La Federal Reserve è pronta a far scattare tagli dei tassi d'interesse per arginare la crisi. Il governatore Ben Bernanke l'ha detto ieri, per la prima volta, a chiare lettere: «La combinazione dei dati in arrivo e dei recenti sviluppi finanziari suggerisce che le prospettive economiche sono peggiorate e che i rischi per la crescita sono aumentati». E ha continuato: «La Fed dovrà considerare se l'attuale posizione di politica monetaria rimane appropriata».
Bernanke, per lanciare il messaggio che la Fed non ha finito le sue offensive, ha scelto la National Association for Business Economics. Forse non a caso: la crisi ha ormai contagiato l'economia reale. Ieri pomeriggio, per la prima volta in dieci anni, la Banca centrale ha denunciato una contrazione del 3,7% nel credito al consumo: è scivolato in agosto di 7,9 miliardi di dollari, a 2.577 miliardi.
La spesa in investimenti è a sua volta sotto pressione. Bernanke ha ammonito che le tensioni sui mercati, in assenza di contromisure, «possono imporre un pesante pedaggio all'economia». Mentre il rischio d'inflazione, che fino a poche settimane or sono aveva convinto la Fed alla cautela sui tassi, è parzialmente rientrato.
L'aggravarsi della crisi ha moltiplicato gli inviti a rapide e aggressive manovre della Fed di riduzione del costo del denaro dopo cinque mesi di tassi invariati. Tra gli analisti si sono levate voci che invocano tagli dall'attuale 2% fino all'1%, il livello più basso dal 2003, non più tardi del vertice del 28 e 29 ottobre. Una riduzione dei tassi diventerebbe l'ultima azione di una Fed sempre più in trincea nella lotta alla crisi: Bernanke è già intervenuto con ripetute iniezioni di liquidità, aiuti alle banche, salvataggi e ieri anche con un'iniziativa per sbloccare i commercial paper, il mercato del credito a breve. Parlando dell'insieme delle manovre, Bernanke le ha definite «passi di grande rilievo per affrontare un problema di proporzioni storiche».
Anche la Banca centrale europea sta preparando il terreno a un prossimo ribasso del costo del denaro. Domani, intanto, dovrebbe allentare il credito la Banca d'Inghilterra, seguendo l'esempio della Riserva federale australiana, che ieri ha tagliato i tassi di un punto percentuale portandoli al 6 per cento. Parlando ieri a Evian, in Francia, il presidente della Bce Jean-Claude Trichet ha ribadito che «siamo giunti a un punto in cui tutti - intendo dire la Bce e le altre banche centrali - faremo il possibile per assicurare liquidità ai mercati in circostanze molto molto difficili». Trichet ha inoltre spiegato che il sistema finanziario va riformato radicalmente e che in questo frangente non devono esserci «né tabù, né capri espiatori». E ha esortato gli investitori alla calma, avvertendo che ormai stanno «sovrastimando i rischi sui mercati».
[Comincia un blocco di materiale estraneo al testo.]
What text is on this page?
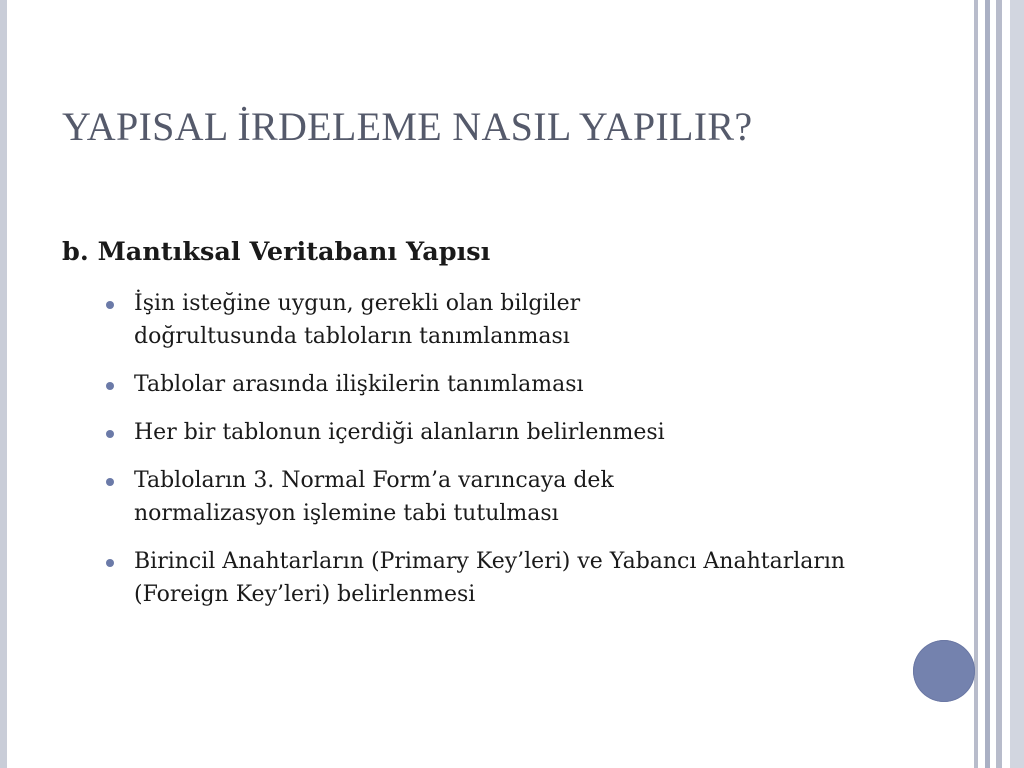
YAPISAL İRDELEME NASIL YAPILIR?
b. Mantıksal Veritabanı Yapısı
İşin isteğine uygun, gerekli olan bilgiler doğrultusunda tabloların tanımlanması
Tablolar arasında ilişkilerin tanımlaması
Her bir tablonun içerdiği alanların belirlenmesi
Tabloların 3. Normal Form’a varıncaya dek normalizasyon işlemine tabi tutulması
Birincil Anahtarların (Primary Key’leri) ve Yabancı Anahtarların (Foreign Key’leri) belirlenmesi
La Bce ieri ha iniettato 50 miliardi di dollari overnight e 250 miliardi di euro a una settimana. Ciononostante, l'Euribor a tre mesi è salito ancora, al 5,37%, ai massimi da oltre 10 anni. E se Trichet non ha dato esplicite indicazioni di politica monetaria, più chiari sono stati altri membri del consiglio direttivo. Il governatore belga Guy Quaden ha parlato di «crisi finanziaria totale», sottolineando che «un taglio del costo del denaro non può più essere escluso». In un'intervista alla Rai, Lorenzo Bini Smaghi, membro del comitato esecutivo della Bce, ha precisato che l'istituto prenderà «le misure necessarie al momento giusto. È importante mantenere fermo il concetto di stabilità altrimenti si rischia di aggiungere panico su panico». Le attese più accreditate sono di un allentamento monetario della Bce nella riunione del consiglio dedicata alla politica monetaria, il 6 novembre. Non si può però escludere che l'istituto decida di agire d'anticipo.